Just got found PMU…I’m devastated. What’s everyone else’s experience with this? How did you cope and were you able to successfully appeal?
Hi, I’ve recently been found PMU due to a history of poor mental health when I was a teenager. It was triggered by a specific event but now I’ve healed from that and my mental health has been grand for the past two years (I’m only 18, so I know it’s not been much time since my issues but I haven’t struggled with it at all in 2 years now).
I wrote a letter to the senior medical officer who reviewed my case stating this, along with a letter from my GP stating I had never been diagnosed with anything, never been referred to a specialist and never been given any medication and that they had no concerns about me basically. However, the senior medical officer found on my medical records an incident when I was 9 where I had been referred to the GP by my school for “low mood and anxiety”. I didn’t remember this so I asked my mum about it, and she says basically I had fallen out with my friends at the time and my teacher was a little concerned, so he sent that referral, but the school nurses and the GP found there was no issue. If I can find proof about how both the school nurses and GP found it was a non-issue at the time, could that help with an appeal? The senior medical officer stated it showed I could relapse again, but if it was never an issue in the first place, also considering my age at the time, would I potentially be ok? I don’t think the info from the school nurses would have been available to the senior medical officer when they reviewed my case.
I know for a successful appeal I need new evidence that contradicts the senior medical officer’s original decision, but I don’t know where to even begin with that. I’ve sent a message to my recruiter but if I do hear back, it probably won’t be until Monday or perhaps later. I’m also going to book an appointment with my GP to discuss how to gather evidence for an appeal. Is there anything else I could be doing? What have other people’s experiences with being found PMU been, how did you manage and were you able to successfully appeal? How?

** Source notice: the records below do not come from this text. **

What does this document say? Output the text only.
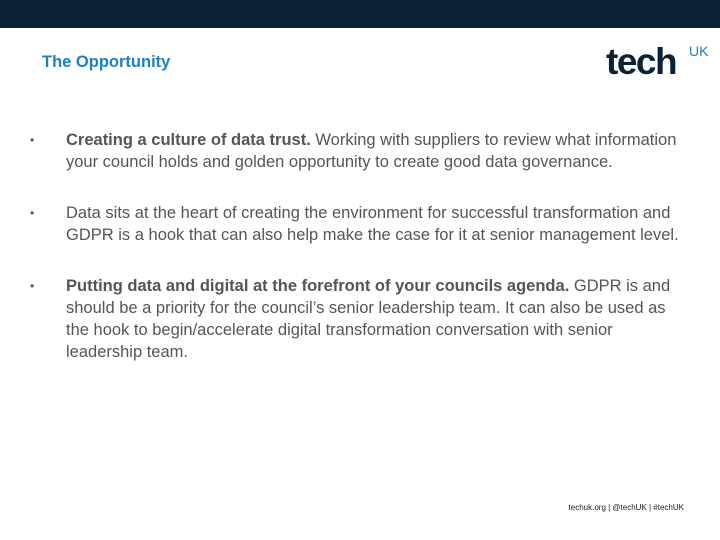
The Opportunity	tech UK
•	Creating a culture of data trust. Working with suppliers to review what information your council holds and golden opportunity to create good data governance.
•	Data sits at the heart of creating the environment for successful transformation and GDPR is a hook that can also help make the case for it at senior management level.
•	Putting data and digital at the forefront of your councils agenda. GDPR is and should be a priority for the council’s senior leadership team. It can also be used as the hook to begin/accelerate digital transformation conversation with senior leadership team.
techuk.org | @techUK | #techUK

I’ve applied for the army as well and am currently going through the medical process with them. I just really hope I’ve still got a chance. I have worked really hard to get where I currently am, and I know I’ve struggled in the past but I well and truly have moved beyond it and I’m not at risk of relapsing whatsoever. I developed a lot of coping strategies due to that specific event I mentioned at the start, and I’ve been able to push through and endure so much. I just finished college to get my A levels and even when it felt impossible to manage I just kept going and now I’m predicted all A’s or higher, I’ve even won some awards for it. I did all that while training pretty intensely for the RAF PJFT and army assessment centre which meant I had no free time and but I was determined to keep working hard. I know I’m capable and resilient enough to cope for a difficult life in the armed forces as well. I’m just worried I’ll be denied a chance at it. I’m honestly just so gutted.